Knowledge Level for Articles

  • Hey guys,

    This suggestion comes from the MSDN site. I would think it would be nice to be able to rate the assumed understanding of the reader for articles. By this, I mean a rating (like 100 - 400) as to how much the reader must understand to be able to follow an article. For example, if a respected author writes a "Reindexing 101" article, experienced readers can see that it is a level 100 article and ignore it (if desired). Likewise, if there is an article on the contents of a data page header, then the newbies know that they need a good understanding for this. Other benefits, I believe, would be a more even-handed rating for articles. I believe a good number of seasoned DBAs get annoyed reading an article with obvious information to them. If they knew it was something not useful to them, they can ignore it if they so choose. Let me know what you think.

    Thanks,

    Eric

  • I'm not sure how well this would work. It's one thing when someone intentionally writes for a level, which is what MSDN does, but another when someone is just writing on a topic. We tend to get lots of content at a variety of levels and I worry this would be another source of complaints that it's not a 300 level or a 400 level article because it has xx in there.

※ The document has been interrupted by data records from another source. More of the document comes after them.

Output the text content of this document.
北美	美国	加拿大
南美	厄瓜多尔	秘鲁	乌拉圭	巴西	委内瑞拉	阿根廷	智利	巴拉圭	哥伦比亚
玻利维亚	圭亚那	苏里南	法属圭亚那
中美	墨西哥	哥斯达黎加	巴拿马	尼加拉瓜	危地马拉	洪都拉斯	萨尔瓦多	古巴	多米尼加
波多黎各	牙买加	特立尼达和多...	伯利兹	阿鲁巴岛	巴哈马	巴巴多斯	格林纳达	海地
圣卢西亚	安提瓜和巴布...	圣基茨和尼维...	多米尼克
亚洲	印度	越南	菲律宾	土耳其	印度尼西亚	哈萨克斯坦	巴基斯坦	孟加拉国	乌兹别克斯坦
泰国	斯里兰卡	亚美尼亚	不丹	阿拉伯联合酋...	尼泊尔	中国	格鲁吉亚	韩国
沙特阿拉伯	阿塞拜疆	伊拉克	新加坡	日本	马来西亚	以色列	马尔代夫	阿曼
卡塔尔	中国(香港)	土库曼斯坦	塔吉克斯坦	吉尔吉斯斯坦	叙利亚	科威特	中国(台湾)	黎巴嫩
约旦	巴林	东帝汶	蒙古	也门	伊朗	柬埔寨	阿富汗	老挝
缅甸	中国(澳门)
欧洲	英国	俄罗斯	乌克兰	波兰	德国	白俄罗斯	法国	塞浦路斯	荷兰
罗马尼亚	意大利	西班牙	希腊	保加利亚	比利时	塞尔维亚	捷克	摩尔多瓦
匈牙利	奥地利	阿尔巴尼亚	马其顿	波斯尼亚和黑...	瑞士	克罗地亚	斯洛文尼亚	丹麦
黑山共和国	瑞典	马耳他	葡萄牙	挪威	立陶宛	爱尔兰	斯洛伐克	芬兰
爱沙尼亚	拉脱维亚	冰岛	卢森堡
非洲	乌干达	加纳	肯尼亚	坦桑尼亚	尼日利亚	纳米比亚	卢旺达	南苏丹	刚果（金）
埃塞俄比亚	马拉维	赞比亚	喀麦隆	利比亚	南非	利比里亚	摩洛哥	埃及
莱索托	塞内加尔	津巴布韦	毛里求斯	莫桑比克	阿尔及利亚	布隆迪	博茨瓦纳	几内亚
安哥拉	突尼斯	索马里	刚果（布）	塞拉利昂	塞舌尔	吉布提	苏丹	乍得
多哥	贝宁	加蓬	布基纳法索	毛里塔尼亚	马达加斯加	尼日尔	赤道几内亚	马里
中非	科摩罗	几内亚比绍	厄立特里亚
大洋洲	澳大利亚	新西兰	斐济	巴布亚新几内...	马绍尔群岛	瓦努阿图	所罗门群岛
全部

    We could conceivably allow the community to rate it separately from voting, maybe a "rate the level" along with rate the quality?

  • Steve Jones - Editor (9/28/2008)


    I'm not sure how well this would work. It's one thing when someone intentionally writes for a level, which is what MSDN does, but another when someone is just writing on a topic. We tend to get lots of content at a variety of levels and I worry this would be another source of complaints that it's not a 300 level or a 400 level article because it has xx in there.

    We could conceivably allow the community to rate it separately from voting, maybe a "rate the level" along with rate the quality?

    You have a good point about it being hard to write for levels. I, personally, would like a better way to pre-filter articles that are old news to me. At the same time, I hope article writers do not get discouraged when they write a decent beginner level article and all of the old hands rate it low.

    As for your idea about community rating, it may work, but at the same time, post-publishing may be too late. At any rate, I appreciate you looking into it, but it seems that this would be more of a process change, so it may not be very feasible.

    Thanks,

    Eric

  • Steve Jones - Editor (9/28/2008)


    I'm not sure how well this would work. It's one thing when someone intentionally writes for a level, which is what MSDN does, but another when someone is just writing on a topic. We tend to get lots of content at a variety of levels and I worry this would be another source of complaints that it's not a 300 level or a 400 level article because it has xx in there.

    We could conceivably allow the community to rate it separately from voting, maybe a "rate the level" along with rate the quality?

    mod -1, flamebait.

    Oh wait, wrong site. :hehe:

    ---------------------------------------------------------
    How best to post your question[/url]
    How to post performance problems[/url]
    Tally Table:What it is and how it replaces a loop[/url]

    "stewsterl 80804 (10/16/2009)I guess when you stop and try to understand the solution provided you not only learn, but save yourself some headaches when you need to make any slight changes."

  • Ouch, yikes, hey, this isn't Slash-Whiney-people-that-want-to-complain-dot!

    Actually I like Slashdot and this made me smile this am.

    Pre-filtering might make sense, but we're kind of in that daily publishing model. We hope you hit the newsletter or front page for 10 sec, find something interesting and read it or move on. I try not to do too many similar articles/scripts/QODs on consecutive days for this reason. Don't want you to get 4 things on replication in a week when you don't like it.

    Hopefully the editorials move around enough to be interesting as well.

    It's worth debating. If you have more thoughts, let me know. I'm not sure that we want to pre-filter too much. That's a debate we had a long time ago, looking at letting you get newsletters for just DTS, or just T-SQL. However it gets you into the "trees" view, sometimes forgetting the forest. We want to be here to give you tips, ideas, thoughts, keep the whole platform in your mind with little reminders.